数字をランダムな位置に、ランダムな値で置いてみる(実際の盤が使う小さい範囲と、光線が許す全範囲の 2 通り)。1,600 回引いて一意な盤は 0 枚。面白いのは「解無し」の列で、答えの周りに作られていない盤は、そもそも解けないことのほうが多い。要求している数と、それを支える運河の形が、噛み合わないからだ。

2 つのエンジン

組成による分解がこの実装の要なので、それを一切知らないエンジンと突き合わせている。マスを読み順に走査し、黒→白の順に試し、枝刈りは「すでに閉じた 2×2」と「もう値に着地できない数字」だけ、最後にルールを直接検査する。

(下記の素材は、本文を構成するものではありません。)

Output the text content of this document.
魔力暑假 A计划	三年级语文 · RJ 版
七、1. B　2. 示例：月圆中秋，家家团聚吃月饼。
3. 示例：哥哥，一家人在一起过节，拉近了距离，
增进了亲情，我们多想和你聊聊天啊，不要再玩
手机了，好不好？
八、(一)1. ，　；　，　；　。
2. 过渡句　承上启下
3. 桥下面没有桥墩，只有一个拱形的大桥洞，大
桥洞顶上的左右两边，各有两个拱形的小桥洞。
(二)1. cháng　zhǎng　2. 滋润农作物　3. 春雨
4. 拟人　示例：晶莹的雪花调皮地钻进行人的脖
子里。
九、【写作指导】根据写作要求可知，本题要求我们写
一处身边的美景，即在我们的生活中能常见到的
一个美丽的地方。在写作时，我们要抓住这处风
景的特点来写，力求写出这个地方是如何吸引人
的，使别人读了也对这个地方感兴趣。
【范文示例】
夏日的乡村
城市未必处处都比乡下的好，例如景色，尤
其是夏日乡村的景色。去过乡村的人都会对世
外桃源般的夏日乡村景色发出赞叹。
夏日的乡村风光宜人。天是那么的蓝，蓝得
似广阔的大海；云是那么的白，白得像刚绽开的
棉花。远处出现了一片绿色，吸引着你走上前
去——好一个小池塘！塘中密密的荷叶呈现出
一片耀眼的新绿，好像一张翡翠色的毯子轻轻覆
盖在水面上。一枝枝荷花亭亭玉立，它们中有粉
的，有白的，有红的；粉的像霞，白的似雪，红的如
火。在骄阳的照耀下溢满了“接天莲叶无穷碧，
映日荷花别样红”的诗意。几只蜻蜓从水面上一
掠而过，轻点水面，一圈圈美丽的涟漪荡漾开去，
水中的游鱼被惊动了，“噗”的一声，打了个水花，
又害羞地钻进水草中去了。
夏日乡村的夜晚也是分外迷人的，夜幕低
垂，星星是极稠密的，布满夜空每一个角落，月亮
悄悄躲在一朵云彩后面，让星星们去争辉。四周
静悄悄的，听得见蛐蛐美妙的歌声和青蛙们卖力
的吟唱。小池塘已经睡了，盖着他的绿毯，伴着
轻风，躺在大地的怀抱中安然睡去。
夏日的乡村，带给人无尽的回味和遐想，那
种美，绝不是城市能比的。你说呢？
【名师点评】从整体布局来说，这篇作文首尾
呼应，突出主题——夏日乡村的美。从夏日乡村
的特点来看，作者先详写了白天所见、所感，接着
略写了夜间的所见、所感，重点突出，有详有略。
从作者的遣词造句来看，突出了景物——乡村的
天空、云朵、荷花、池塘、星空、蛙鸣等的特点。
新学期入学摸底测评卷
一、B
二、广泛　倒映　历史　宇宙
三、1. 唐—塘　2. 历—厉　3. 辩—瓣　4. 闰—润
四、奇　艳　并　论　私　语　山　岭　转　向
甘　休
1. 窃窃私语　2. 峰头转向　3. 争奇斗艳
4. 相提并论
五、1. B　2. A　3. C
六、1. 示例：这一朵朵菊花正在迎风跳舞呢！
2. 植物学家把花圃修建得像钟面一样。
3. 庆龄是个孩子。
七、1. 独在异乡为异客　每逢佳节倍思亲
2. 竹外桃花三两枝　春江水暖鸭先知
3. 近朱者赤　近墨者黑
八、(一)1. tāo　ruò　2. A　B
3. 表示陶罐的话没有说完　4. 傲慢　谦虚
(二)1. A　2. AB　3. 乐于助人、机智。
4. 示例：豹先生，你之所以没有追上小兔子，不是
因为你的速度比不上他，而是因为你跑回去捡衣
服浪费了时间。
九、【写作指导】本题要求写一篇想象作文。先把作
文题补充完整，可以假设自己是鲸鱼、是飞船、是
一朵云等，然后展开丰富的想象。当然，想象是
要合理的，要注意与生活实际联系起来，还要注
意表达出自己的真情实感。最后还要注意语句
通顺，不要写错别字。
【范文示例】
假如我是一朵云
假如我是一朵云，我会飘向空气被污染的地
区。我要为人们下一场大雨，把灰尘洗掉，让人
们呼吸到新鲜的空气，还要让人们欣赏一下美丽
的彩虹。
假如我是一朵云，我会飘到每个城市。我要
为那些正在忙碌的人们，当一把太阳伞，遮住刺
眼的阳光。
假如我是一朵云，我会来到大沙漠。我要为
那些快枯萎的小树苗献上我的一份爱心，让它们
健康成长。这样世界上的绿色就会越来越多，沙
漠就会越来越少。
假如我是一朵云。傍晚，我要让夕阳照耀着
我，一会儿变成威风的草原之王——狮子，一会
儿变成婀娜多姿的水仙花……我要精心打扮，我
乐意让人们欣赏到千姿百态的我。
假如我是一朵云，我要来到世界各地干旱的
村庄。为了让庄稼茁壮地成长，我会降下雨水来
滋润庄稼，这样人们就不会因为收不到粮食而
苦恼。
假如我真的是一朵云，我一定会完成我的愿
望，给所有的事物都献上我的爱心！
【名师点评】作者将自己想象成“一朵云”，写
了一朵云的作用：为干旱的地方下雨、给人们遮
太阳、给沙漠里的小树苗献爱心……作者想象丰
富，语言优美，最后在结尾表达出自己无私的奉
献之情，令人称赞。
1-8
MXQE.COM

6×6 の 30 盤(総当たり側 1,939,359 ノード)で、両者は 30 回一致・0 回不一致。しかも解の集合が一致している。2×2 禁止を落として解が数百に増える設定でも 30 回一致(合計 1,126 解)。

まとめ

3 行のルールのうち、盤を難しくしているのは数字ではなかった。数字は運河の 65〜73% しか見ておらず、残りは白 1 マスの陰に隠れている。それでも盤が一意になるのは、見えない部分を連結性と 2×2 禁止が押さえているからだ。1 マス反転の 15.9% はその 2 つだけが止めている。

  • 実装: TypeScript + Vite、ランタイム依存ゼロ、20 テスト
  • 生成: 答えを描いてから数字を削る。出荷 72 盤はすべて「これ以上削れない」局所最大
  • 検証: 完全ソルバーと素朴エンジンの解集合一致、A001168 / A066158 との照合、格子上の運河数を 2 通りで計数

デモとソースは冒頭のリンクから。記事中の数値はすべて npm run stats / npm run ledger の出力から生成していて、README とページの本文はその JSON から機械的に書き出している。